All the twenty-three group members have each accessed a loan from the group and are currently engaged in more environmentally friendly enterprises, such as leasing land outside the forest to plant alternative crops like coffee, producing sustainable timber woodlots, and making energy-saving stoves, to name a few. Despite the Covid-19 pandemic which has adversely affected the enterprises all the women are paying back their loans.
There is optimism, Bagonza said, that one day the community shall be able to successfully restore the degraded forest and “to live with the chimpanzees in peace.”
Replanting what has been uprooted from nature is not an everyday practice. African Volunteers Association (AVA) yet another sub-grantee of Uganda Biodiversity Fund, established an ethnobotanical garden for tree seedlings at an affordable price to encourage planting of trees.
AVA founder, Reverend Father Dr. Peter Kanyandago noted the ethnobotanical garden was started to prevent loss of plant species and regenerate in former growing areas, those that are extirpated, to enable plant biodiversity conservation.

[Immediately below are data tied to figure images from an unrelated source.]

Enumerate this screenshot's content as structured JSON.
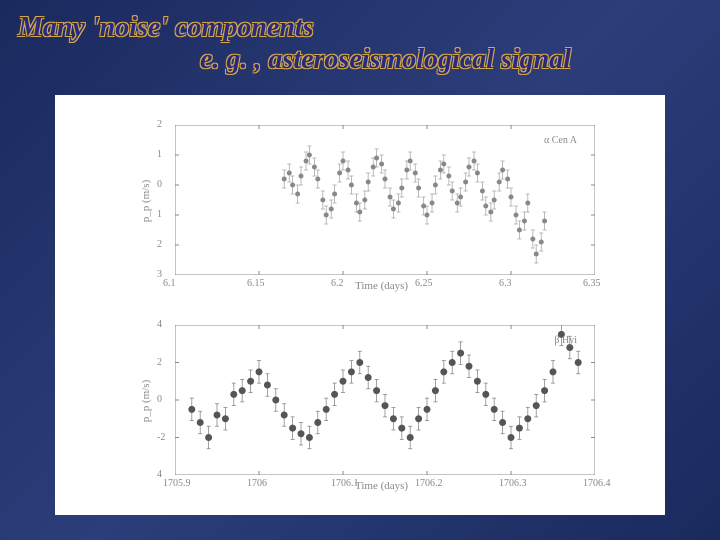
{
  "title": {
    "line1": "Many 'noise' components",
    "line2": "e. g. , asteroseismological signal"
  },
  "chart1": {
    "type": "scatter",
    "annotation": "α Cen A",
    "ylabel": "p_p (m/s)",
    "xlabel": "Time (days)",
    "ylim": [
      -3,
      2
    ],
    "xlim": [
      6.1,
      6.35
    ],
    "xticks": [
      6.1,
      6.15,
      6.2,
      6.25,
      6.3,
      6.35
    ],
    "yticks": [
      -3,
      -2,
      -1,
      0,
      1,
      2
    ],
    "yticklabels": [
      "3",
      "2",
      "1",
      "0",
      "1",
      "2"
    ],
    "marker_size": 2.5,
    "marker_color": "#888888",
    "errorbar_color": "#aaaaaa",
    "background_color": "#ffffff",
    "border_color": "#888888",
    "data": [
      [
        6.165,
        0.2
      ],
      [
        6.168,
        0.4
      ],
      [
        6.17,
        0.0
      ],
      [
        6.173,
        -0.3
      ],
      [
        6.175,
        0.3
      ],
      [
        6.178,
        0.8
      ],
      [
        6.18,
        1.0
      ],
      [
        6.183,
        0.6
      ],
      [
        6.185,
        0.2
      ],
      [
        6.188,
        -0.5
      ],
      [
        6.19,
        -1.0
      ],
      [
        6.193,
        -0.8
      ],
      [
        6.195,
        -0.3
      ],
      [
        6.198,
        0.4
      ],
      [
        6.2,
        0.8
      ],
      [
        6.203,
        0.5
      ],
      [
        6.205,
        0.0
      ],
      [
        6.208,
        -0.6
      ],
      [
        6.21,
        -0.9
      ],
      [
        6.213,
        -0.5
      ],
      [
        6.215,
        0.1
      ],
      [
        6.218,
        0.6
      ],
      [
        6.22,
        0.9
      ],
      [
        6.223,
        0.7
      ],
      [
        6.225,
        0.2
      ],
      [
        6.228,
        -0.4
      ],
      [
        6.23,
        -0.8
      ],
      [
        6.233,
        -0.6
      ],
      [
        6.235,
        -0.1
      ],
      [
        6.238,
        0.5
      ],
      [
        6.24,
        0.8
      ],
      [
        6.243,
        0.4
      ],
      [
        6.245,
        -0.1
      ],
      [
        6.248,
        -0.7
      ],
      [
        6.25,
        -1.0
      ],
      [
        6.253,
        -0.6
      ],
      [
        6.255,
        0.0
      ],
      [
        6.258,
        0.5
      ],
      [
        6.26,
        0.7
      ],
      [
        6.263,
        0.3
      ],
      [
        6.265,
        -0.2
      ],
      [
        6.268,
        -0.6
      ],
      [
        6.27,
        -0.4
      ],
      [
        6.273,
        0.1
      ],
      [
        6.275,
        0.6
      ],
      [
        6.278,
        0.8
      ],
      [
        6.28,
        0.4
      ],
      [
        6.283,
        -0.2
      ],
      [
        6.285,
        -0.7
      ],
      [
        6.288,
        -0.9
      ],
      [
        6.29,
        -0.5
      ],
      [
        6.293,
        0.1
      ],
      [
        6.295,
        0.5
      ],
      [
        6.298,
        0.2
      ],
      [
        6.3,
        -0.4
      ],
      [
        6.303,
        -1.0
      ],
      [
        6.305,
        -1.5
      ],
      [
        6.308,
        -1.2
      ],
      [
        6.31,
        -0.6
      ],
      [
        6.313,
        -1.8
      ],
      [
        6.315,
        -2.3
      ],
      [
        6.318,
        -1.9
      ],
      [
        6.32,
        -1.2
      ]
    ],
    "err": 0.3
  },
  "chart2": {
    "type": "scatter",
    "annotation": "β Hyi",
    "ylabel": "p_p (m/s)",
    "xlabel": "Time (days)",
    "ylim": [
      -4,
      4
    ],
    "xlim": [
      1705.9,
      1706.4
    ],
    "xticks": [
      1705.9,
      1706.0,
      1706.1,
      1706.2,
      1706.3,
      1706.4
    ],
    "yticks": [
      -4,
      -2,
      0,
      2,
      4
    ],
    "yticklabels": [
      "4",
      "-2",
      "0",
      "2",
      "4"
    ],
    "marker_size": 3.5,
    "marker_color": "#555555",
    "errorbar_color": "#888888",
    "background_color": "#ffffff",
    "border_color": "#888888",
    "data": [
      [
        1705.92,
        -0.5
      ],
      [
        1705.94,
        -2.0
      ],
      [
        1705.96,
        -1.0
      ],
      [
        1705.98,
        0.5
      ],
      [
        1706.0,
        1.5
      ],
      [
        1706.02,
        0.0
      ],
      [
        1706.04,
        -1.5
      ],
      [
        1706.06,
        -2.0
      ],
      [
        1706.08,
        -0.5
      ],
      [
        1706.1,
        1.0
      ],
      [
        1706.12,
        2.0
      ],
      [
        1706.14,
        0.5
      ],
      [
        1706.16,
        -1.0
      ],
      [
        1706.18,
        -2.0
      ],
      [
        1706.2,
        -0.5
      ],
      [
        1706.22,
        1.5
      ],
      [
        1706.24,
        2.5
      ],
      [
        1706.26,
        1.0
      ],
      [
        1706.28,
        -0.5
      ],
      [
        1706.3,
        -2.0
      ],
      [
        1706.32,
        -1.0
      ],
      [
        1706.34,
        0.5
      ],
      [
        1706.36,
        3.5
      ],
      [
        1706.38,
        2.0
      ],
      [
        1705.93,
        -1.2
      ],
      [
        1705.95,
        -0.8
      ],
      [
        1705.97,
        0.3
      ],
      [
        1705.99,
        1.0
      ],
      [
        1706.01,
        0.8
      ],
      [
        1706.03,
        -0.8
      ],
      [
        1706.05,
        -1.8
      ],
      [
        1706.07,
        -1.2
      ],
      [
        1706.09,
        0.3
      ],
      [
        1706.11,
        1.5
      ],
      [
        1706.13,
        1.2
      ],
      [
        1706.15,
        -0.3
      ],
      [
        1706.17,
        -1.5
      ],
      [
        1706.19,
        -1.0
      ],
      [
        1706.21,
        0.5
      ],
      [
        1706.23,
        2.0
      ],
      [
        1706.25,
        1.8
      ],
      [
        1706.27,
        0.3
      ],
      [
        1706.29,
        -1.2
      ],
      [
        1706.31,
        -1.5
      ],
      [
        1706.33,
        -0.3
      ],
      [
        1706.35,
        1.5
      ],
      [
        1706.37,
        2.8
      ]
    ],
    "err": 0.6
  }
}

Traditionally, trees and plants are used for medicinal purposes, and the source of treatment for common ailments has for generations been found in the plant species and trees that are being destroyed. The locals are not able to find these sources of treatment so easily anymore and this prompted the NGO to start replanting some indigenous tree species, which has been done in the seven parishes along the Kibale National Park in Kamwenge District of Western Uganda. “Community awareness is key in changing the perception of all concerned to promote co-existence between humans and plant biodiversity,” he said.